University of Colorado at Boulder
A University of Colorado at Boulder professor and his colleagues have taken a page from the writings of an ancient Roman architect and built an underwater concrete pier in the manner of those set in the Mediterranean Sea 2,000 years ago.
CU-Boulder history Professor Robert Hohlfelder, an internationally known underwater archaeologist, said scholars have long been in awe of the engineering feats of the early Romans. A former co-director of the international Caesarea Ancient Harbor Excavation Project, he said the research effort was spurred by the stunning hydraulic concrete efforts undertaken at Caesarea Harbor in present-day Israel and elsewhere in the Mediterranean before the time of Christ.

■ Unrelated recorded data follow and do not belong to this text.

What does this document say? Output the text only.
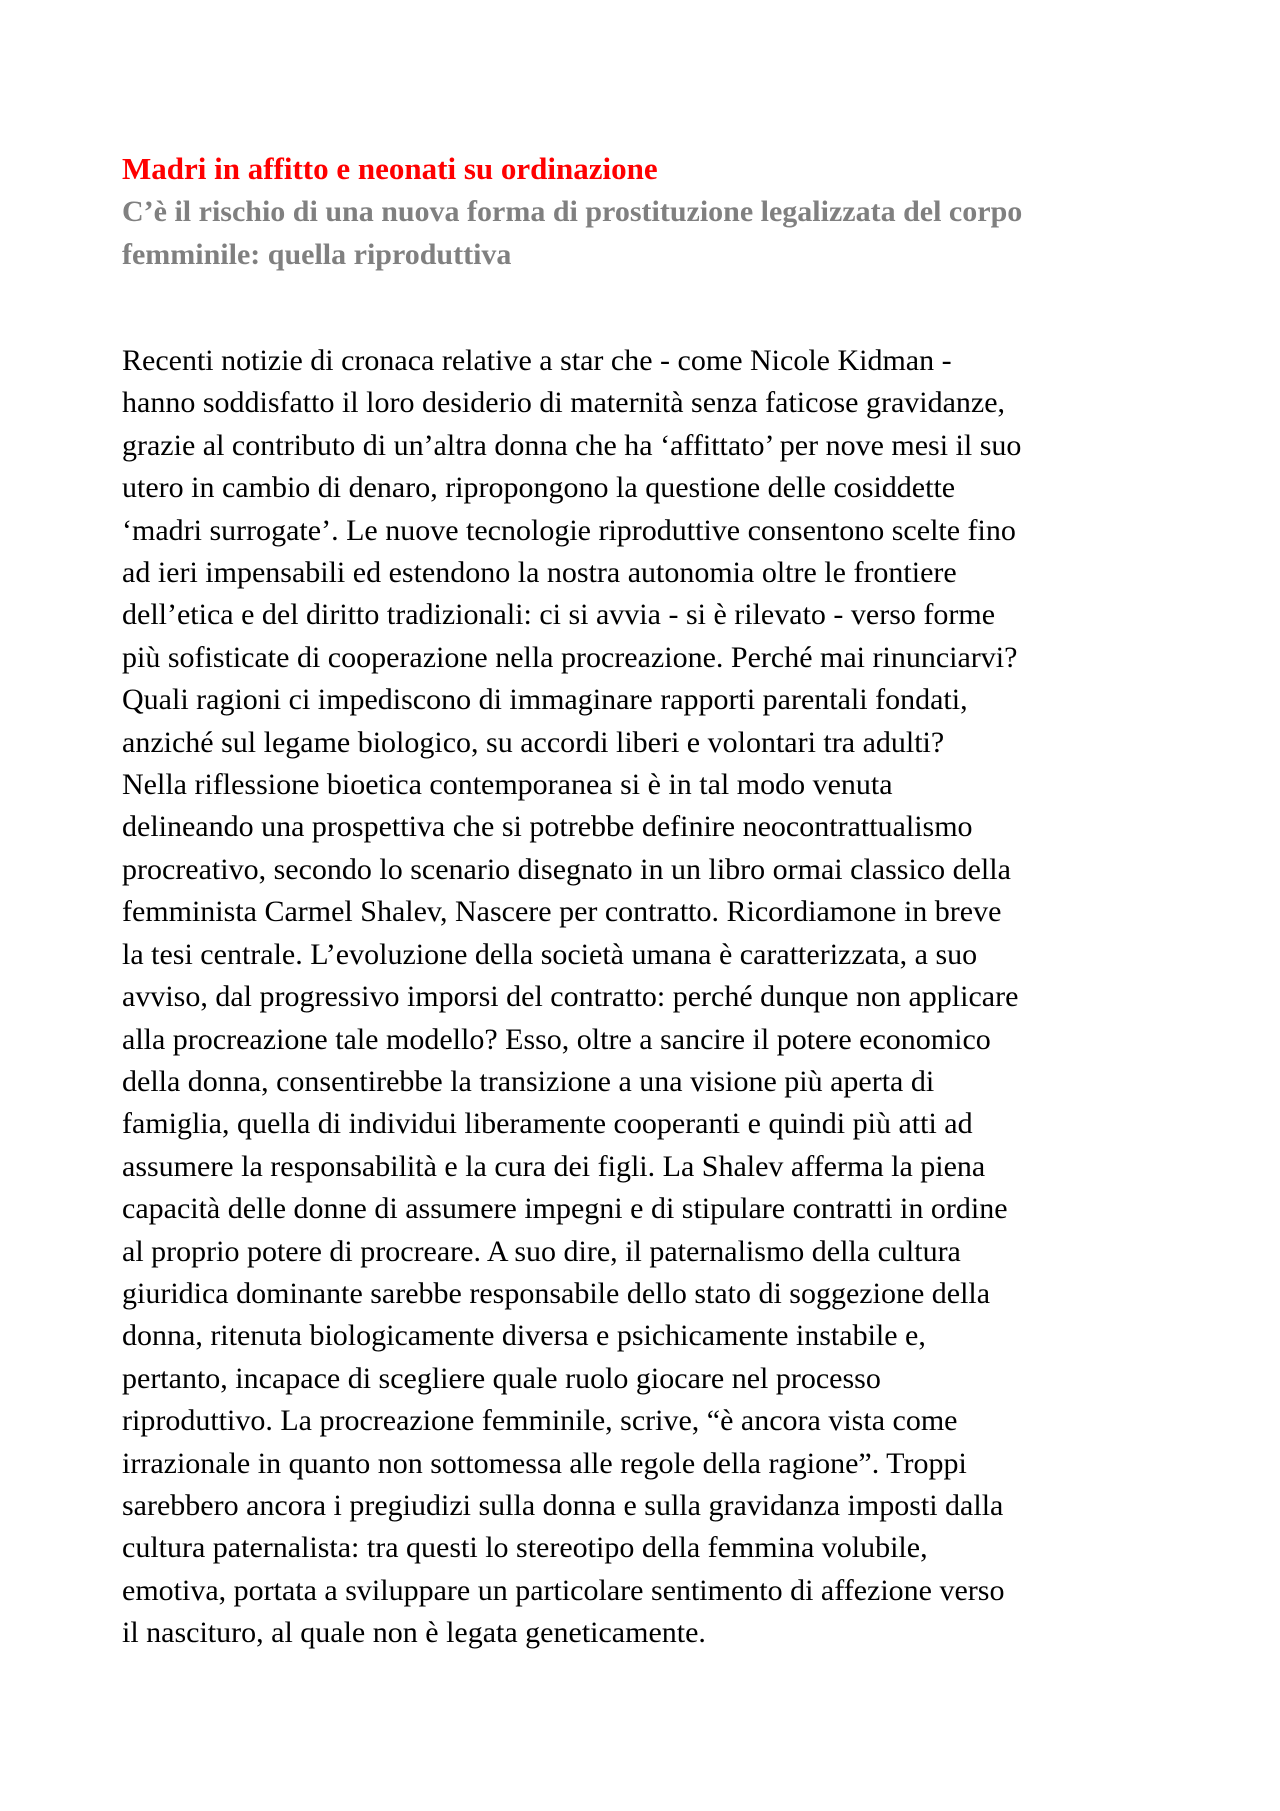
Madri in affitto e neonati su ordinazione
C’è il rischio di una nuova forma di prostituzione legalizzata del corpo
femminile: quella riproduttiva

Recenti notizie di cronaca relative a star che - come Nicole Kidman -
hanno soddisfatto il loro desiderio di maternità senza faticose gravidanze,
grazie al contributo di un’altra donna che ha ‘affittato’ per nove mesi il suo
utero in cambio di denaro, ripropongono la questione delle cosiddette
‘madri surrogate’. Le nuove tecnologie riproduttive consentono scelte fino
ad ieri impensabili ed estendono la nostra autonomia oltre le frontiere
dell’etica e del diritto tradizionali: ci si avvia - si è rilevato - verso forme
più sofisticate di cooperazione nella procreazione. Perché mai rinunciarvi?
Quali ragioni ci impediscono di immaginare rapporti parentali fondati,
anziché sul legame biologico, su accordi liberi e volontari tra adulti?
Nella riflessione bioetica contemporanea si è in tal modo venuta
delineando una prospettiva che si potrebbe definire neocontrattualismo
procreativo, secondo lo scenario disegnato in un libro ormai classico della
femminista Carmel Shalev, Nascere per contratto. Ricordiamone in breve
la tesi centrale. L’evoluzione della società umana è caratterizzata, a suo
avviso, dal progressivo imporsi del contratto: perché dunque non applicare
alla procreazione tale modello? Esso, oltre a sancire il potere economico
della donna, consentirebbe la transizione a una visione più aperta di
famiglia, quella di individui liberamente cooperanti e quindi più atti ad
assumere la responsabilità e la cura dei figli. La Shalev afferma la piena
capacità delle donne di assumere impegni e di stipulare contratti in ordine
al proprio potere di procreare. A suo dire, il paternalismo della cultura
giuridica dominante sarebbe responsabile dello stato di soggezione della
donna, ritenuta biologicamente diversa e psichicamente instabile e,
pertanto, incapace di scegliere quale ruolo giocare nel processo
riproduttivo. La procreazione femminile, scrive, “è ancora vista come
irrazionale in quanto non sottomessa alle regole della ragione”. Troppi
sarebbero ancora i pregiudizi sulla donna e sulla gravidanza imposti dalla
cultura paternalista: tra questi lo stereotipo della femmina volubile,
emotiva, portata a sviluppare un particolare sentimento di affezione verso
il nascituro, al quale non è legata geneticamente.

Hohlfelder, who teamed up on the project with London architect and archaeologist Christopher Brandon and Greek and Roman Studies Professor John Peter Oleson of Canada's University of Victoria, said the writings of ancient Roman Pollio Vitruvius provided a key starting point. Vitruvius published 10 books on architecture circa 25 B.C. describing the building and engineering methods practiced during the Roman Empire, including ancient harbor construction.
"The writings of Vitruvius are a window on the engineering efforts of ancient Romans," said Hohlfelder. "But we still had a number of questions about the use of ancient hydraulic concrete, and felt the only way to answer them was to attempt our own project based on what the ancients did and the materials they used."
The three researchers formed the Roman Maritime Concrete Structure Study, or ROMACONS, in 2002, and began collecting and testing hydraulic concrete cores from early Roman structures around the Mediterranean region. In addition to analyzing the composition and strength of different cores, they also were able to trace raw materials to specific Mediterranean sources with the help of CU-Boulder geology Professor Charles Stern, illuminating ancient trading patterns.
While Vitruvius explained how to build the wooden forms for underwater concrete structures, he did not specify how they were anchored to the seafloor, how the mortar was poured, how aggregate materials like stone chunks were added or how long it took the concrete to cure, Hohlfelder said.
In 2004, the team obtained a study site through the Italcemente Group, an Italian concrete company with a marine testing station in the harbor of Brindisi, Italy, to build a free-standing concrete pier, or "pila" -- a common feature in ancient Roman harbors. They designed the pila to be small -- about two meters on a side and two meters high -- reaching just above the water's surface at high tide, he said.
In September 2004 the team drove wooden planks into the submerged seafloor to make the forms, which were reinforced with horizontal beams to form a box. "We had seen impressions of these vertical wooden planks in Roman concrete, and wondered if the cracks between planks had to be caulked to prevent concrete leakage," he said. "But the thick mix they used may have made this unnecessary."
They used the Roman recipe for concrete passed down by Vitruvius. It included seawater, lime and sand (pozzolana) and chunks of volcanic rock from the Bay of Naples -- the same source for material used in ancient construction efforts at Caesarea and elsewhere in the region. The lime powder combined with sand and water made up the mortar, which would bind the aggregate into a solid mass of concrete.
Individual loads of the mortar were plopped into the form by the team using a wicker basket rigged with a "trip-line" modeled after ancient Roman illustrations of construction scenes with similar baskets and from actual artifacts recovered by archaeologists from an ancient shipwreck site near Pisa, he said. The team used hand tools to tamp the aggregate into the mortar as the structure slowly rose from the seafloor.
The three men finished the pila in September 2004 after using 13 tons of raw material and expending 273 work-hours, capping the top with paving stones in the manner of the early Romans. "We believe this is the first structure built with these materials and techniques in at least 1,600 years," said Hohlfelder.
The team will extract cores from the pila and analyze them later this year to assess the underwater curing rate of the concrete, he said.
"We think we have a better idea now about what went on day-to-day when Caesarea Harbor and other ports in the Mediterranean were being constructed," he said.
Hohlfelder has studied ancient shipwreck remains off Cyprus, Greece and Israel and 10 ancient harbors -- including the submerged town of Aperlae in present-day Turkey -- during his academic career at CU-Boulder.
The 100-acre Caesarea Harbor, the world's first port constructed in the open sea, is considered one of the most innovative and successful engineering feats of the ancient world. Framed by two artificial breakwaters and containing a lighthouse, towers and warehouses that served ships throughout the Mediterranean for more than 1,200 years, the harbor was completed about 15 B.C.